By allowing ads to appear on this site, you support the local businesses who, in turn, support great journalism.
In rural Georgia, telemedicine provides new option for children’s mental health
02132018 TELEMEDICINE 1.jpg
Telemedicine is being proposed as one of the state’s methods to improve mental health care for children.

In more than half of Georgia counties, parents can’t find nearby mental health services for their children.

A deep lack of mental health professionals is one of a litany of problems identified by advocacy groups and state agencies for years, and that shortage is laying a hard road before parents in outlying communities in Georgia, some of whom have to drive hours to the nearest metro area for care.

Those same groups, like Voices for Georgia’s Children, point out that the shortage is having dire consequences: Based on the most recent information available, suicide is the third most common cause of death for people ages 10-24 in the Peach State.

“We know that there are significant number of counties that don’t have a licensed mental health professional, and when you’re a family that has a child who’s having a challenging experience, you’re already struggling and you need to have access,” said Erica Fener Sitkoff, executive director of Voices for Georgia’s Children.

Learn more about this series

In December, the Commission on Children’s Mental Health, which was created by Gov. Nathan Deal in June, released a report with recommendations on how to improve mental health services for children in Georgia. Read more about that work and what the issues look like in our community.   

There could be as many as 76 of Georgia’s 159 counties that have not a single licensed child psychologist, according to the Georgia Department of Behavioral Health. The department found in 2014 that about half of the state’s counties lack mental health professionals, but more recent information isn’t available.
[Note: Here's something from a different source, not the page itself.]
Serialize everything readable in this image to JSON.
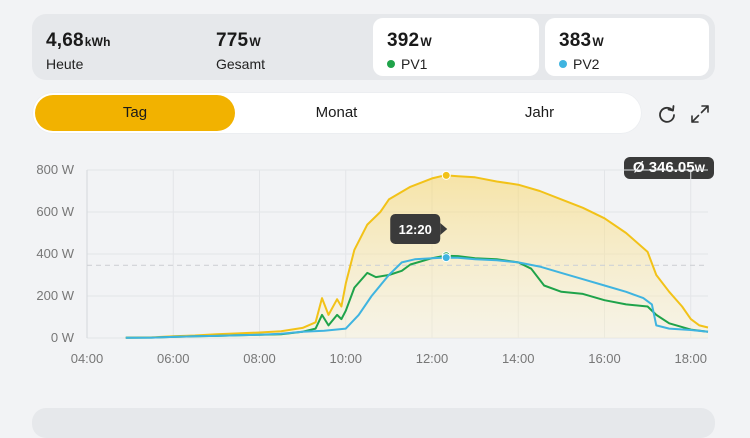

The teen suicide rate and other mental health issues faced by Georgia’s youth came to the forefront at the end of 2017 in a report from the Commission on Children’s Mental Health. Gov. Nathan Deal created the commission in June.

In December, the commission returned with five recommendations to address the state’s lack of services for children suffering mental health problems.

Among those recommendations is a recognition that, given the education required to become a child psychiatrist or psychologist in Georgia and the economic facts of less-populated areas, the demand for child mental health care in rural Georgia won’t be met on the ground any time soon.

So, instead, the state is proposing to bring children in need and health care professionals together another way: telemedicine.

Telemedicine, also called telehealth, is becoming a growing part of rural Americans’ health care consumption. Faced with few providers or high-deductible insurance (or no insurance at all), patients are turning to less expensive webcam consultations with a specialist.

Child health advocates like Sitkoff, who was one of the eight members of the mental health commission, argue that the state needs to do more to provide access to care for rural Georgians who don’t have access to mental health care, which often requires a series of visits with a service provider over weeks, months or even years.

“Kids who have an unmet mental health need, if it continues to get worse, miss significantly more days of school than kids who don’t have those needs,” Sitkoff said. “We know if we don’t intervene, it starts to have a compounding negative impact on them — they get behind and it feeds into stress, anxiety, depression.”

It’s no surprise then that so much of the new children’s mental health funding in Gov. Deal’s fiscal year 2019 budget request focuses on schools.

Much of the almost $23 million for children’s mental health programs requested by the governor’s office and the commission is intended to “connect kids to services where they are everyday, and that’s schools,” Sitkoff said. “Where we’ve seen great success in tele-mental health is where these school-based health centers leverage telehealth equipment to get kids access to behavioral health providers.”

Tucked into the budget recommendations are two line items totaling $482,500 for telemedicine services and infrastructure — money that will help fund the cameras, computers and training needed to coordinate and carry out telehealth programs through public schools, the state and public-private health care providers.

Combined with additions to the Georgia Apex Program, the funding would help connect kids who need help to counselors, specialists and physicians to whom they don’t normally have regular access.

Sitkoff held up the Tanner Health System in the West Georgia town of Carrollton as an example for its tele-mental health services, which include providing telehealth services in local schools. The system also does regular “mental health first aid” classes that teach people how to identify someone struggling with mental illness and how to approach them about it.

Sitkoff argues that increasing awareness of mental health needs of children and identifying state resources to respond to it can help health care providers, educators and — most importantly — parents in rural areas not just provide long-term care to children, but identify a child on the edge and help him or her recover.

“We’re seeing higher stakes now,” she said. “We need to be identifying these needs earlier and earlier, creating awareness, reducing the stigma around getting help.”